Tuesday 23 November 2010

Minor Project Scenario

St Faith's Church Project - "Pascal's Lost Wager"

For this project, Sam Sclater-Brooks and I have decided to join forces and hopefully reap the benefits of working as a team. The 'marriage', stemmed from mutual interests in both architectural and respresentational styles as well as crossovers in subject matter covered by our respective dissertations. Additionally we have worked together as part of a larger group on a number of occasions in the past and always found it to be productive.

The following work summarises our position so far, setting up a post-apocalyptic scenario and contextual setting which will lead on to a theoretical and architectural proposition.


Timeline charting the downfall of religion

Mapping the meteoric rise of the water table


The fragility of man in nature

The Allegory of the Second Deluge, and the establishment of the Erudition Respository

The fractured city scape of post-apocalyptic Havant

First hand accounts of the survivors



The allegory of the second deluge

Throughout history, wars have been fought and lost, advocated by religious doctrine. It had brought the world to the brink of nuclear destruction. When the doomsday clock ticked to within a minute of midnight, and the first missiles were launched, complete extinction was averted by a hair’s breadth with the advent of the Nuclear Decommission Initiative. Religious zeal was blamed, and the Pseudepigrapha Declaration demanded the immolation of all religious artefacts.

As the water began to rise on the South Coast, the severity of the situation was not given the required priority, as increasingly failing market economies and ever expanding transport networks demanded fuel and commerce that simply wasn't there. As a result the poorly constructed flood defence systems were compromised and the water continued to engulf the lowlands. The coastal cities were largely submerged by the rising water levels, causing the inhabitants to retreat inland to higher ground. Already overcrowded cities could not deal with the sudden overwhelming influx of populous, and consequently, massive slums began to spring up along the peripheries of all the UK's major cities. Some of the country's leading minds, who had prophesised the breakdown of society, began work on a solution. Nationwide rioting ensued, due to collapse of the country's agriculture and international trade which caused massive food shortages and widespread disease. Institutions broke down and chaos ensued in the urban centres. Eventually, those cities were abandoned as too dangerous to inhabit, as the storms and rapacious violence began to tear away the urban fabric.

Fearing the incessant ingress of the water table, any remaining communities on the South Coast moved as far inland as they could, many taking refuge in small self-sustaining villages.

Along with rising sea levels due to increasing loss of polar ice caps caused by global warming, the planet's ozone layer is sporadically depleted, causing erratic global weather conditions. With natural oil, coal and gas supplies reaching a state of blue ruin, and a global initiative seizing and disposing of most nuclear materials to avoid nuclear war, identification of alternative energy sources became paramount. The increased turbulence of the sea prompted society to consider offshore hydro-electricity farms as a possible primary power generator. Engineers began to identify key sites to locate their hydro-electric infrastructure, whilst prominent scientists and intellects followed the power source to begin their pursuit of the Absolute.
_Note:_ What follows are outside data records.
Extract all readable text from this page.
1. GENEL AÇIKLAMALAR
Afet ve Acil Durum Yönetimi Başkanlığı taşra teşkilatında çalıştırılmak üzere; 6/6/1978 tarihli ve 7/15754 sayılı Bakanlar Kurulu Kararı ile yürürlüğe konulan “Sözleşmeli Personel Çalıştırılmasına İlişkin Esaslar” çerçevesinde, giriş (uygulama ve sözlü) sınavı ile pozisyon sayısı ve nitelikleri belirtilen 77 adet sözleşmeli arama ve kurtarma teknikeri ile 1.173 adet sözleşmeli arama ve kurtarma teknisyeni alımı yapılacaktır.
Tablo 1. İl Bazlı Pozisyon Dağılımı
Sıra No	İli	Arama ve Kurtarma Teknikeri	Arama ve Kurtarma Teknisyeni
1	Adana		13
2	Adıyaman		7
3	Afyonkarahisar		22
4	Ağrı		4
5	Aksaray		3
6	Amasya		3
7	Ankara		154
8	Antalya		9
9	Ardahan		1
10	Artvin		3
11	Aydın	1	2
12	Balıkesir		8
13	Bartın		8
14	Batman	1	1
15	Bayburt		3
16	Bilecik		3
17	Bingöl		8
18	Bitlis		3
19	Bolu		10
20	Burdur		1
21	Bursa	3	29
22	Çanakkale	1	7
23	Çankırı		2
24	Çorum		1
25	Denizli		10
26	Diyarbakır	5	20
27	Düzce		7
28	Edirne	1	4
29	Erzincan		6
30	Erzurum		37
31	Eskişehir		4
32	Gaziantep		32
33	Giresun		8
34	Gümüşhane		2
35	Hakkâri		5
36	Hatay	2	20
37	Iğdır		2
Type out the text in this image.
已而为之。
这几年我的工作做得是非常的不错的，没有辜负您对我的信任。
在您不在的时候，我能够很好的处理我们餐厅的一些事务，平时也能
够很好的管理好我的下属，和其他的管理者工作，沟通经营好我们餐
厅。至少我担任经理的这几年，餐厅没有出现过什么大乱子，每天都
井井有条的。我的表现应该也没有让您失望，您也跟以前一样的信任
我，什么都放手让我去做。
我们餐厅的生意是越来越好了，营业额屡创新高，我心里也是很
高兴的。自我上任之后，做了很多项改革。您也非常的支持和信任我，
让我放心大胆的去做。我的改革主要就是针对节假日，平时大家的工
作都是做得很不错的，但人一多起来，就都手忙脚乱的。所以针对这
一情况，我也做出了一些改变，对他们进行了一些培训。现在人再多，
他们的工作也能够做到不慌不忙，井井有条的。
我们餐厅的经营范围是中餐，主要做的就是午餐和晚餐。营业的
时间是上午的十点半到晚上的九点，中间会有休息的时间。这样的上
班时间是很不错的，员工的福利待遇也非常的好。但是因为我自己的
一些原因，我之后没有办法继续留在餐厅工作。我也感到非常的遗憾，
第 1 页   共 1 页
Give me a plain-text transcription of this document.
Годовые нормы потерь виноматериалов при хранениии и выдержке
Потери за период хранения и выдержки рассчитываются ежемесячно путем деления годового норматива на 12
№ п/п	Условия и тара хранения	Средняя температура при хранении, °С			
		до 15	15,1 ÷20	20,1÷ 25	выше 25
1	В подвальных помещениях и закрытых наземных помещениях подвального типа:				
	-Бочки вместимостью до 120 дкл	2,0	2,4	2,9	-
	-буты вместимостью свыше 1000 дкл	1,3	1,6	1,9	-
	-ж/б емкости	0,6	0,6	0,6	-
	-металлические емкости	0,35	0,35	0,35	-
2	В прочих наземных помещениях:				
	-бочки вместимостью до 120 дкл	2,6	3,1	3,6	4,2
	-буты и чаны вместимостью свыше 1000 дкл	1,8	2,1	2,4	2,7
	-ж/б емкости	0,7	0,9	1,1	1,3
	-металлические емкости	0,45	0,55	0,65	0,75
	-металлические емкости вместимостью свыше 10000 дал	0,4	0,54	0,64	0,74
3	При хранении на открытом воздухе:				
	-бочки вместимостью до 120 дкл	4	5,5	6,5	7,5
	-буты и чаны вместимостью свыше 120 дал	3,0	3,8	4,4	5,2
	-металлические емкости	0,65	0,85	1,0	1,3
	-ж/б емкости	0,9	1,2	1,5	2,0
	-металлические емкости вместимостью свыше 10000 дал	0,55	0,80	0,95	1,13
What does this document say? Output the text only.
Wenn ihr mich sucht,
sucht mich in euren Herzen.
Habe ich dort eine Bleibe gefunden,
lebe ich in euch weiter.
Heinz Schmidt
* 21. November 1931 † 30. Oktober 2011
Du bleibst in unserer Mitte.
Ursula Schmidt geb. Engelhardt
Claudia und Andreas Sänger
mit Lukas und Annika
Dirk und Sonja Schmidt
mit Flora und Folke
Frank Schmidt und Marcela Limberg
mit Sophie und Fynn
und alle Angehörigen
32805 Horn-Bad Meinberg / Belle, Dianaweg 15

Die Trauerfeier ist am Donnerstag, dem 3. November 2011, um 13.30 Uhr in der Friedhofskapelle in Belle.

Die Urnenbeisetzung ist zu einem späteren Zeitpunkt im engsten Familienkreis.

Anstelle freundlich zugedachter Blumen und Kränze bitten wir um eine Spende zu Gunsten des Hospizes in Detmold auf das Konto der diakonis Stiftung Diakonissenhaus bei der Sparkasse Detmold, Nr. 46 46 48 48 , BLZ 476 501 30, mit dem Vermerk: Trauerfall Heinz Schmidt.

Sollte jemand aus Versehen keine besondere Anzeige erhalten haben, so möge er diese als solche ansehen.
The desert landscapes of Northern and Southern Africa, North America, the Middle East and Australia have turned to glass, visually resembling the now-destroyed ice fields of the arctic. No living organisms are able to survive the volcanic surfaces in these regions. The previously temperate regions are now the only areas able to sustain life, although even these regions are barren and inhospitable. Only the most hardy and adaptable species have survived outside of human settlements. Plant life is now sustained only through the use of domesticated pollinating insects, held as a precious part of human survival. Ruins of abandoned human structures litter the surface, crumbling and overrun by parasitic creepers.

In a society where faith no longer plays a role in morality, celebration of life or grievance of death, the pursuit of the Absolute is all that's left for mankind to strive towards. To know the Absolute is to transcend reason and understand the immeasurable.

And so mankind, in order to increase his capacity for understanding and protect the most important resource of all, created an erudition repository.

“Progress, far from consisting in change, depends on retentiveness. When change is absolute there remains no being to improve and no direction is set for possible improvement: and when experience is not retained, as among savages, infancy is perpetual. Those who cannot remember the past are condemned to repeat it.”